Nel florilegio di forme-partito che abbiamo conosciuto, in modo particolare negli ultimi trent’anni, mancava, almeno finora, il “partito a dispetto”, ma pare si stia provvedendo a colmare la lacuna.
Infatti, da esponenti che già hanno abbandonato Forza Italia, da altri che meditano di farlo ed, in ogni caso, non intendono subire una coabitazione forzata con Salvini e la Meloni, dai “renziani” che stanno fuori o dentro il PD, senza escludere il movimento di Calenda, pare che molti appetiti concorrano a delineare – per quanto il disegno sia, per ora, appena tratteggiato a matita – il cosiddetto “partito per Draghi”. Non – è stato precisato – “di”, ma “per” e qui la preposizione non è una sottigliezza trascurabile, ma un dato sostanziale.
Segnala, infatti, e qui sta l’originalità inedita della questione, che qualunque cosa sia questo presunto, eventuale partito – un rassemblement, un movimento d’opinione, un cartello elettorale, un’alleanza più o meno organica e strutturata, in prospettiva un partito vero e proprio – nascerebbe non su iniziativa del leader cui si intitola, ma addirittura a sua insaputa e fors’anche, appunto, a suo dispetto. A suo dispetto, con ogni probabilità, doppiamente.
Intanto per chiamarlo fuori dalla corsa al Quirinale, dove l’autorevolezza di Draghi fa, se non altro, ombra a qualunque altro pretendente. In secondo luogo, perché, fino a prova contraria, non risulta, almeno finora, che Draghi abbia mai pensato o pensi alla fondazione di un partito, che inevitabilmente nascerebbe nel segno di quella esasperata personalizzazione che della politica rappresenta un tarlo corrosivo tra i più dannosi.
C’è chi vede tale partito al “centro” dell’attuale sistema politico, caricando, in tal modo, su questa fatidica parola un ulteriore carico di ambivalenza, anzi di ambiguità di cui francamente non ha bisogno, talmente ne è già oberata di suo. Altri cercano di intestarlo al centro-destra. Non è escluso che, prima o poi, la stessa rivendicazione provenga anche dall’ altro versante.
Potremmo, insomma, per quel che vale, assistere ad una sorta di tiro alla fune, ma a somma zero. Si tratta, infatti, di un gioco in cui se all’acme dello sforzo, ad uno dei due contendenti sfuggisse di colpo la presa, uscirebbe sconfitto dalla gara, ma l’avversario rovinerebbe a terra e perderebbe a sua volta.

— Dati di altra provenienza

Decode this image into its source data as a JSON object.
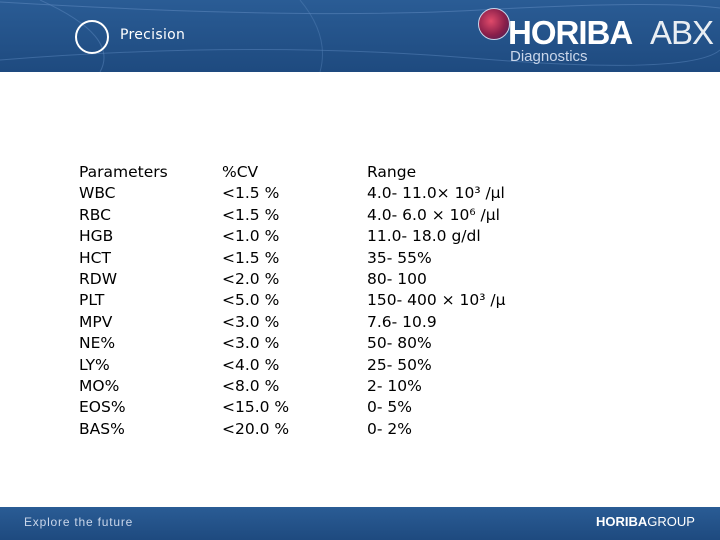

Non c’è dubbio che Draghi sia una risorsa di grande rilievo per il nostro Paese, soprattutto per quanto ci accredita o ci riaccredita sul piano internazionale dopo la caduta di credibilità e di semplice stima che abbiamo sofferto nell’intero decorso della seconda Repubblica. Ma è chiaro e lampante che il nostro ordinamento democratico è fondato sulla centralità del Parlamento – tempio della democrazia rappresentativa e della sovranità popolare – in nessun modo sul leader carismatico di turno. Sia chiaro: neppure se si chiama Draghi, per quanto sia competente ed autorevole.
Tanto più considerando come, in nessun modo, il Presidente del Consiglio abbia mai immaginato di lasciarsi trascinare in ruoli o in percorsi che sembrano studiati per ottenere una certa torsione del dettato costituzionale, in vista di una procurata evoluzione del sistema politico orientata verso forme di presidenzialismo e di centralizzazione del potere. Il “partito per Draghi”, in sostanza, tradisce il vecchio abusato italico vizio di ricorrere all’ “uomo forte” del momento che interpreti l’ala del destino che il quel determinato frangente batte sul quadrante della storia.
Questa volta lo si vorrebbe pretendere perfino a suo dispetto. Senonché, non abbiamo bisogno di eroi, né di salvatori della Patria, ma del fisiologico funzionamento delle istituzioni che presiedono alla tenuta democratica del Paese in un momento di transizione difficile, ma, nel contempo, ricco di potenzialità.